Ces facteurs augmentent la probabilité que l’élève décroche, perde son attention, se laisse distraire ou perturbe le cours. Le risque devient de répéter plus facilement l’absence. La répétition de l’absence peut également devenir une habitude, d’autant plus qu’elle devient ancrée.
Le piège se renforce lorsque certains enseignants commencent à considérer l’absence d’un élève qui s’est mal comporté comme un soulagement qui permet d’enseigner plus facilement avec le reste de la classe.
Ce n’est pas une solution, car les absences des élèves sont avant tout une aggravation de difficultés. Un élève assidu qui s’absente un jour ou deux, pour des raisons entièrement justifiées, ne posera pas de difficulté s’il bénéficie de notes en ligne pour se mettre en ordre et d’un temps de remédiation pour que l’enseignant puisse répondre à ses questions. Un élève difficile ou moins doué sera encore plus distancé, sur le plan scolaire et social, par la même perte. Il sera moins susceptible de se mettre en ordre, de demander un temps de remédiation et d’en tirer un bénéfice équivalent.
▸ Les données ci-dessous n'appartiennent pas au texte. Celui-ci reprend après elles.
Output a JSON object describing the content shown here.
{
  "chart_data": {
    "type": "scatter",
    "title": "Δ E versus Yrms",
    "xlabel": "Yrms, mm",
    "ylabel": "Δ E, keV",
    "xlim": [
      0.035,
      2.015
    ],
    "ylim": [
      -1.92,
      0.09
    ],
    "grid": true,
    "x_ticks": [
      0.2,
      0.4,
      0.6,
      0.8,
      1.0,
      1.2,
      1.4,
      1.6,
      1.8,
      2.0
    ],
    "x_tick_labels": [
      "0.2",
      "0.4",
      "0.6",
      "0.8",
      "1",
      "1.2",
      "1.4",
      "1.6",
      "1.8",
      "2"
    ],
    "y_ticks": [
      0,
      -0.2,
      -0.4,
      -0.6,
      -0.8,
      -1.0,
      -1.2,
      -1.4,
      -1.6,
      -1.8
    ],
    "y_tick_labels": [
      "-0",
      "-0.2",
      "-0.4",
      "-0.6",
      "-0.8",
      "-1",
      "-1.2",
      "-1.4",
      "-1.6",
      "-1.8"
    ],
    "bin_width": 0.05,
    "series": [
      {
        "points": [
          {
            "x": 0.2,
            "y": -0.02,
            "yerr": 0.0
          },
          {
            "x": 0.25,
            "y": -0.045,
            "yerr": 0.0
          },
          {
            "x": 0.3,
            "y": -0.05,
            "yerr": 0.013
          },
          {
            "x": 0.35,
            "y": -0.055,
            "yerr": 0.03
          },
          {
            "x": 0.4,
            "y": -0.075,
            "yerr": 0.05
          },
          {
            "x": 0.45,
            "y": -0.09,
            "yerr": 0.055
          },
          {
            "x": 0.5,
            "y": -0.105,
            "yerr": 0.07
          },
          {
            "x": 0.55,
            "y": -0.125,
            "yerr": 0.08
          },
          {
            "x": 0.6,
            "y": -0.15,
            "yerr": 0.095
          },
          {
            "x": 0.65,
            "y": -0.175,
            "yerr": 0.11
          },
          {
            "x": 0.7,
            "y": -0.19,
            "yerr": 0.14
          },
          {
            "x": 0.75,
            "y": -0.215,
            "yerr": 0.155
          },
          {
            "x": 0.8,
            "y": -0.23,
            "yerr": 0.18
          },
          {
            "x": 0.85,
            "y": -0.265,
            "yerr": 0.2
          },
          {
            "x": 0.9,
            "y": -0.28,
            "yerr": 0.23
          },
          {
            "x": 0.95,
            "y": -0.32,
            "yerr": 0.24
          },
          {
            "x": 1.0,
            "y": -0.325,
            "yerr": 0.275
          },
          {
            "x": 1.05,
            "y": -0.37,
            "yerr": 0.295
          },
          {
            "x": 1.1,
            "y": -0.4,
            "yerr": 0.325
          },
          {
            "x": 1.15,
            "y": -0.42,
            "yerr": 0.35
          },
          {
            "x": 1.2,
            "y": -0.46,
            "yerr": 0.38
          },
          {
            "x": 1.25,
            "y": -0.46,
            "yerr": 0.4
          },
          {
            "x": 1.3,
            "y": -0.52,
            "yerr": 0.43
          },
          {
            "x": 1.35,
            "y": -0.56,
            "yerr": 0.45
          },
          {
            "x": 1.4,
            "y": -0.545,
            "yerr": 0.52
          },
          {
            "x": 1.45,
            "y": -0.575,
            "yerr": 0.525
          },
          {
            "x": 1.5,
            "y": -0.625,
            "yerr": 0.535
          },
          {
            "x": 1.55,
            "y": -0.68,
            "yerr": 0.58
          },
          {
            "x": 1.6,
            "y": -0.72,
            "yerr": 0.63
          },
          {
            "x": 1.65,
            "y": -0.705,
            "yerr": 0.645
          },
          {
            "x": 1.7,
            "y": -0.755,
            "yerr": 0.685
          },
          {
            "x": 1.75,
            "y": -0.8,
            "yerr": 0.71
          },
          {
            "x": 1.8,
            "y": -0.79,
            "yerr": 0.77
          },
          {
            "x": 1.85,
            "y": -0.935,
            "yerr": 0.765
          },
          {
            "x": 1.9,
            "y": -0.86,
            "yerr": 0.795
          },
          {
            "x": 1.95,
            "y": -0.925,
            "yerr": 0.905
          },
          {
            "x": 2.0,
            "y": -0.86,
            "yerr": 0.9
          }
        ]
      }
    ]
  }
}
Toute absence doit être considérée comme une difficulté à résoudre proactivement. Il est utile de savoir pourquoi l’élève a manqué le cours. Pour cette raison, il est utile de prendre note des absences et d’en assurer un suivi ultérieur.
Garder une trace des absences permet de réaliser les difficultés potentielles dans lesquelles se retrouve l’élève concerné en ce qui concerne les apprentissages du cours.
Une absence légitime est acceptable, mais il reste important que le nécessaire soit fait pour remédier à la perte d’apprentissage.
Tout élève absent a besoin de sentir quand il revient, qu’il est nécessaire qu’il récupère les apprentissages qu’il a manqué. Il doit également sentir qu’il compte et qu’on a remarqué son absence et qu’on se préoccupe de lui. S’il en arrive à penser que son absence passe inaperçue, voir est souhaitée, cela peut avoir un impact négatif conséquent sur son attitude vis-à-vis de l’apprentissage. Cette croyance influencera le fait qu’il prenne ou non la peine d’être toujours présent ou de se remettre complètement en ordre à son retour.
Éviter les failles dans le système scolaire
Les écoles sont susceptibles d’avoir des zones dans lesquelles les élèves peuvent passer inaperçus. Certains élèves peuvent réaliser qu’ils peuvent sécher certains cours sans que l’enseignant ou personne ne leur dise rien ou ne leur demande des comptes. Ils peuvent se permettre parfois également d’arriver avec une ou deux minutes de retard régulièrement au cours sans que l’enseignant assure un suivi et établisse des conséquences.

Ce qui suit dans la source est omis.